48On Count 6 being a prohibited person possessing a firearm; you are convicted and sentenced to three years' imprisonment.

49On Charge 7 of possessing a drug of dependence; you are convicted and sentenced to three months' imprisonment.

50On Charge 8 of theft; you are convicted and sentenced to 12 months' imprisonment.

51On Charge 22 of unlicensed driving; you are convicted and sentenced to one month imprisonment.

52On Charge 24 of unlicensed driving; you are convicted and sentenced to one month imprisonment.

53On Charge 25, fail to answer bail; you are convicted and sentenced to two months' imprisonment.

54On Charge 26, dealing with property suspected of being proceeds of crime; you are convicted and sentenced to four months' imprisonment.

55On Charge 28, committing an indictable offence whilst on bail; you are convicted and sentenced to one month imprisonment.

56On Charge 30, possession of personal property reasonably suspected to be stolen (the licence); you are convicted and sentenced to one month imprisonment.

57On Charge 35, failing to stop a vehicle after an accident; you are convicted and sentenced to seven days imprisonment.

58On Charge 36, committing an indictable offence whilst on bail; you are convicted and sentenced to one month imprisonment.

59On Charge 38, possessing ammunition; you are fined $300.

60On Charge 39, committing an indictable offence whilst on bail; you are convicted and sentenced to one month imprisonment.

61On Charges 40 and 41 of unlicensed driving; you are convicted and sentenced to one month on each.

62On Charge 43, committing an indictable offence whilst on bail; you are convicted and sentenced to one month imprisonment.
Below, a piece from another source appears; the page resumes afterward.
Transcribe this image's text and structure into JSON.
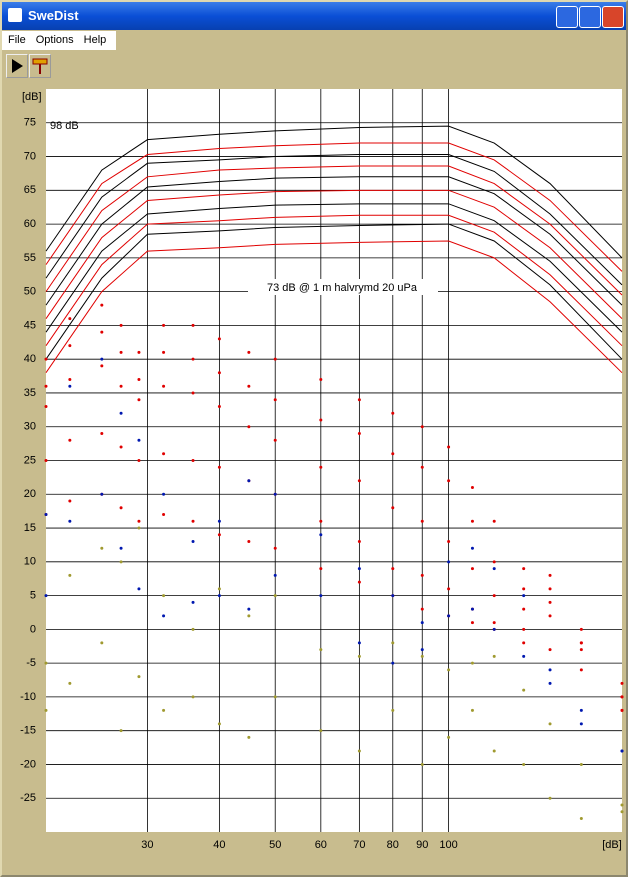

63The sentences on Counts 35 and 36, on 40 and 43, on 30 and 41, the sentence on Charge 7, the sentence on Charge 24 and the sentence on Charge 28, 30, 35, 36, 39, 40, 41 and 43 are all concurrent sentences. 

64I order that the base sentence be the four years on Count 5.  I order that nine months on Count 1, nine months on Count 2, six months on Counts 3 and 4 and 8 and nine months on Count 6 together with one month on Count 22 and two months on Count 25 be cumulative on each other. 

65That makes a total effective sentence of eight years.  I set a non-parole period of four years and nine months.  But for your plea, I would have sentenced you to nine years with five years and nine months as a non-parole period.

66Application was made for disposal and forfeiture of various items.  I will sign such orders when they are available. 

Compensation is sought in the amount of $18,700 for the red 2008 Holden Commodore V8 station wagon registration JJ MACK to RACV Insurance.  I will make that order.  Compensation is also sought in the amount of $3,124 to Woolworths Caltex for damage to property and I will make that order.  When those orders for compensation and disposal are ready, I will sign them.

67HIS HONOUR:  I appreciate that there are a number of counts and cumulation but if there is any difficulty, contact my Associate.  I think that the maths is right.

68MS HOGAN:  I haven't had a chance to double check it.

69HIS HONOUR:  I understand that.  If there's any difficulties, you can speak to my Associate.  You can remove Mr Kellett, thank you. 

70I have signed the disposal order, the forfeiture order and the two orders for compensation. Thank you both.  Sine die.